Хорошая кожа, говорит она, бывает при «строгом внимании к рациону, регулярных умываниях, после чего ее нужно растереть, частых ваннах и ежедневных упражнениях, достаточно активных, чтобы вызвать потоотделение…». Едва ли можно придумать более английские советы. Следующий пункт звучит уже более по-еврейски: «…Тело и ум по сути связаны так тесно, что бессмысленно стараться украсить первое, пренебрегая вторым, особенно потому, что величайшая красота – это красота ума». В данном примере, возможно, она приводила свои лучшие доводы.
«В женских нарядах, – советовала она, – простоту следует предпочитать блеску.
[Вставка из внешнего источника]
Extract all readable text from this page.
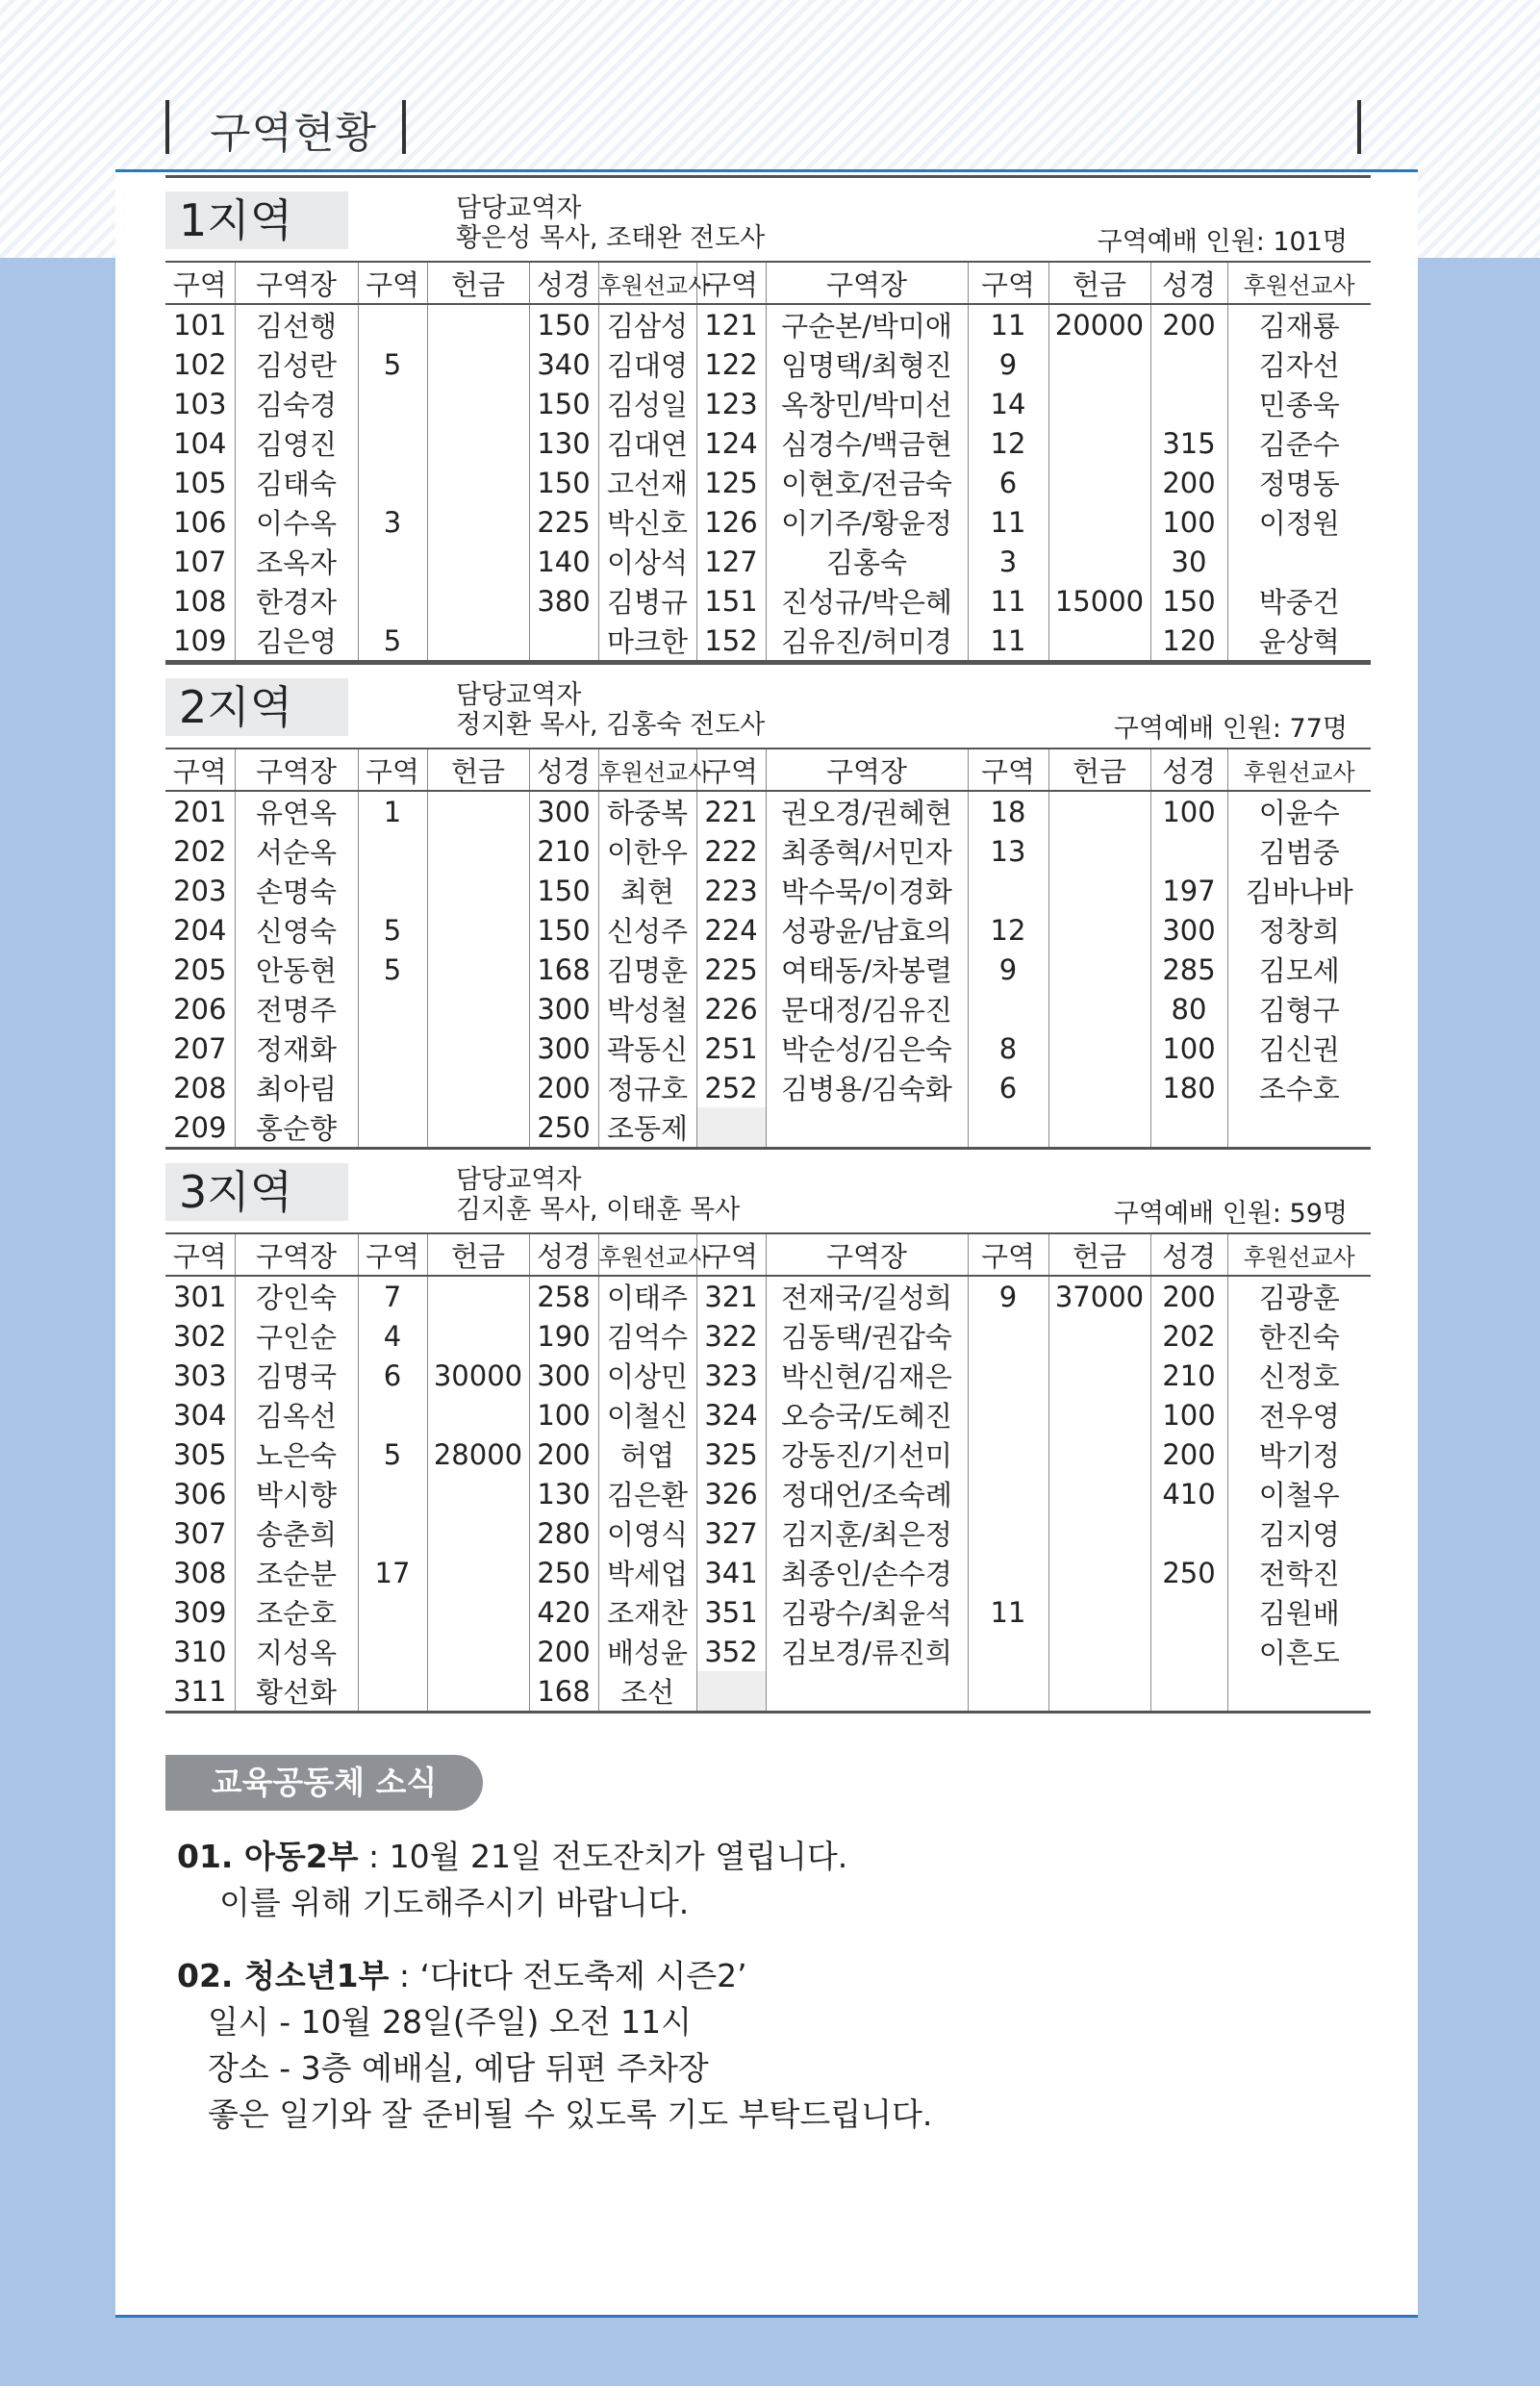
구역현황
1지역	담당교역자
황은성 목사, 조태완 전도사	구역예배 인원: 101명
구역	구역장	구역	헌금	성경	후원선교사	구역	구역장	구역	헌금	성경	후원선교사
101	김선행			150	김삼성	121	구순본/박미애	11	20000	200	김재룡
102	김성란	5		340	김대영	122	임명택/최형진	9			김자선
103	김숙경			150	김성일	123	옥창민/박미선	14			민종욱
104	김영진			130	김대연	124	심경수/백금현	12		315	김준수
105	김태숙			150	고선재	125	이현호/전금숙	6		200	정명동
106	이수옥	3		225	박신호	126	이기주/황윤정	11		100	이정원
107	조옥자			140	이상석	127	김홍숙	3		30	
108	한경자			380	김병규	151	진성규/박은혜	11	15000	150	박중건
109	김은영	5			마크한	152	김유진/허미경	11		120	윤상혁
2지역	담당교역자
정지환 목사, 김홍숙 전도사	구역예배 인원: 77명
구역	구역장	구역	헌금	성경	후원선교사	구역	구역장	구역	헌금	성경	후원선교사
201	유연옥	1		300	하중복	221	권오경/권혜현	18		100	이윤수
202	서순옥			210	이한우	222	최종혁/서민자	13			김범중
203	손명숙			150	최현	223	박수묵/이경화			197	김바나바
204	신영숙	5		150	신성주	224	성광윤/남효의	12		300	정창희
205	안동현	5		168	김명훈	225	여태동/차봉렬	9		285	김모세
206	전명주			300	박성철	226	문대정/김유진			80	김형구
207	정재화			300	곽동신	251	박순성/김은숙	8		100	김신권
208	최아림			200	정규호	252	김병용/김숙화	6		180	조수호
209	홍순향			250	조동제						
3지역	담당교역자
김지훈 목사, 이태훈 목사	구역예배 인원: 59명
구역	구역장	구역	헌금	성경	후원선교사	구역	구역장	구역	헌금	성경	후원선교사
301	강인숙	7		258	이태주	321	전재국/길성희	9	37000	200	김광훈
302	구인순	4		190	김억수	322	김동택/권갑숙			202	한진숙
303	김명국	6	30000	300	이상민	323	박신현/김재은			210	신정호
304	김옥선			100	이철신	324	오승국/도혜진			100	전우영
305	노은숙	5	28000	200	허엽	325	강동진/기선미			200	박기정
306	박시향			130	김은환	326	정대언/조숙례			410	이철우
307	송춘희			280	이영식	327	김지훈/최은정				김지영
308	조순분	17		250	박세업	341	최종인/손수경			250	전학진
309	조순호			420	조재찬	351	김광수/최윤석	11			김원배
310	지성옥			200	배성윤	352	김보경/류진희				이흔도
311	황선화			168	조선						
교육공동체 소식
01. 아동2부 : 10월 21일 전도잔치가 열립니다.
이를 위해 기도해주시기 바랍니다.
02. 청소년1부 : ‘다it다 전도축제 시즌2’
일시 - 10월 28일(주일) 오전 11시
장소 - 3층 예배실, 예담 뒤편 주차장
좋은 일기와 잘 준비될 수 있도록 기도 부탁드립니다.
В украшениях и отделке следует не допускать излишеств; безделушки и драгоценности не стоит носить напоказ; их надлежит выбирать и носить таким образом, чтобы они либо казались необходимыми для ладной подгонки какой-либо части наряда, либо надетыми ради приятных ассоциаций». И далее вывод: «Однако носить их [платья] с низким вырезом на плечах и груди есть дурной вкус: в юности это свидетельствует об отсутствии той скромности, которая является одним из величайших достоинств; а в зрелые годы – о развратном кокетстве, которое препятствует тому самому восхищению, кое стремится вызвать».